Listening to the voices of these two young people – the voices, not the content opens a different line of reflection about the continuity of the self. Proud Brooklyn boy that I was, I entered Harvard determined not to let that culture of privilege and entitlement force my accent, that marker of the real me, to be subdued. That battle has to be judged a draw. The voice we hear is still definitely Brooklyn at its core, the roughest edges not yet filed down to the state in which they exist today – an unmistakable core of Bernie Sanders Brooklyn, with a slight overlay of “their” more sophisticated, more “American” sound.
For Rosellen the story is different in ways that return us to the question of continuity of self. She has always contended that before we met, she had no noticeable New York accent. Her earliest years were spent in small Pennsylvania towns where, to my New York ears, the speech sounded generically American newscaster. Lo and behold, Rosellen was right. Our speech had begun miles apart, and over the years we have been drifting toward some linguistic mean, a case study in miniature of the homogenization of speech that is slowly blunting the rich differences that could once pinpoint one’s place of origin with uncanny accuracy.

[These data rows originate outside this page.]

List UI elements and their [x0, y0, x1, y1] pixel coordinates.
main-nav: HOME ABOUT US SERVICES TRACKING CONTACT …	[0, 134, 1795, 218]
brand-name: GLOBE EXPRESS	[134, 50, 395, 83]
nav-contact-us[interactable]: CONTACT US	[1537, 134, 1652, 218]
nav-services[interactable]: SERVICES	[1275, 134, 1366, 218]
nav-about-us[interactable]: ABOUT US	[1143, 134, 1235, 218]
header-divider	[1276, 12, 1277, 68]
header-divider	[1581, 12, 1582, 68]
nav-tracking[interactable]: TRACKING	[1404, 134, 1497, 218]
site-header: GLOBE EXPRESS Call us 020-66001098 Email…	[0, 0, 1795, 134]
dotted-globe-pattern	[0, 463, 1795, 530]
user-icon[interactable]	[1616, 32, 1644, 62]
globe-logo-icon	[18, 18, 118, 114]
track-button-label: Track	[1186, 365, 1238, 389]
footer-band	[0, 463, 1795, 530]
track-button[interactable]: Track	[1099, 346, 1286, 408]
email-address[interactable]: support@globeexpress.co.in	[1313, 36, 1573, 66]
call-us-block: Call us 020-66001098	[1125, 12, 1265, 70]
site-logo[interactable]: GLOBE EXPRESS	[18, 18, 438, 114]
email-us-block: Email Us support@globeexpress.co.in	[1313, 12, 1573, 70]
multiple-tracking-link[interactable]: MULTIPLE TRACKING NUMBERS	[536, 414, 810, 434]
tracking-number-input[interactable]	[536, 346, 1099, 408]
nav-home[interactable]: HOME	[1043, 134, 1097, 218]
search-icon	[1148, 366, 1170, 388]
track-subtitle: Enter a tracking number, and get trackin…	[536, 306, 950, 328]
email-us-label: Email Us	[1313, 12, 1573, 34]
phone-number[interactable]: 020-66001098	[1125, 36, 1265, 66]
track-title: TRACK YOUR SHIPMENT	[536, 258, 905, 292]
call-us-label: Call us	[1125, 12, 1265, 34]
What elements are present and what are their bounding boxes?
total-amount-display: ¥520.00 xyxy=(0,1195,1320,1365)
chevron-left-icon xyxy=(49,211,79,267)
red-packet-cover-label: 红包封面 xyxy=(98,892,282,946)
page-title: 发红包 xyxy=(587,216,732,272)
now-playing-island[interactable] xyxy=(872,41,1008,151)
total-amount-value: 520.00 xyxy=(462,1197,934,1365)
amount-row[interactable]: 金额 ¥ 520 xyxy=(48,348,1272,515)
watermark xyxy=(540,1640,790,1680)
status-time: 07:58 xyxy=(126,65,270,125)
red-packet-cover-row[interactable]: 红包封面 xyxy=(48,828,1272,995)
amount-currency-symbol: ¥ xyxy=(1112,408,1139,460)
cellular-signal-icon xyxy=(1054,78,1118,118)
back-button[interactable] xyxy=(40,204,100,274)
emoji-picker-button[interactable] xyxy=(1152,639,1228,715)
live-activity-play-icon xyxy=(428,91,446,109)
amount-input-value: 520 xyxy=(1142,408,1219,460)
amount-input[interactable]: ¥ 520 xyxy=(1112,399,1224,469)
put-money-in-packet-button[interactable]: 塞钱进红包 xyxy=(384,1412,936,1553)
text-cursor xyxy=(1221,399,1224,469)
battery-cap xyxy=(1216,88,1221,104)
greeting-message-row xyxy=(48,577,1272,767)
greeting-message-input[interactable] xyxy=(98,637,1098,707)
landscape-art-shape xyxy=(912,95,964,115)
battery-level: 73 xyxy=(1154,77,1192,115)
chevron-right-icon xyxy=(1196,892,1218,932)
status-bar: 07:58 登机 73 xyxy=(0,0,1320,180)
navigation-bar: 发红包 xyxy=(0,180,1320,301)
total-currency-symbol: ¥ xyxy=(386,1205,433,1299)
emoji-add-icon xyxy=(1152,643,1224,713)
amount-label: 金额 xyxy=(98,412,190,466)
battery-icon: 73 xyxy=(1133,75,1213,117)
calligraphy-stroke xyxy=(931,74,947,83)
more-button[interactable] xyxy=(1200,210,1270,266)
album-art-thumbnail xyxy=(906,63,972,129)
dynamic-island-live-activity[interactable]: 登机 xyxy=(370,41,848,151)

A Coda: Five months after we exchanged these tapes, we were married in New York and Rosellen joined me for the last six months of my psychology internship. When it was time to return east to complete my graduate work, we decided to conclude our Western adventure by driving north through Oregon and Washington, then across Canada to our final destination in Massachusetts. On the second day out, as we crossed the California border into Oregon, after a day of driving on a road hugging the steep cliffs that make the area so breathtaking, I lost control of the car and swerved into the oncoming lane and back twice, barely missing two cars heading toward me before careening off the road and coming to rest in a field after flattening a small tree. I can still see the saucer-eyed terror of the passengers staring at me in horror from behind their windshield. All of us had been spared a nightmarish end.
Shortly after we returned to Boston, we came upon an obituary for a young recently married couple killed out west in an automobile accident. It was an eerie encounter with our avatars, and as we listened to our taped exchange, we were drawn to revisit that long-ago tragedy. How different these innocent conversations would have sounded if the intervening years had been disrupted by a cataclysmic event like the one we had narrowly averted. The two young people who were and weren’t us automatically assumed the luxury of a long and happy life stretching out before them. This is, in fact, what has been granted us, but how innocent most of us would sound before we were ambushed by darker realities.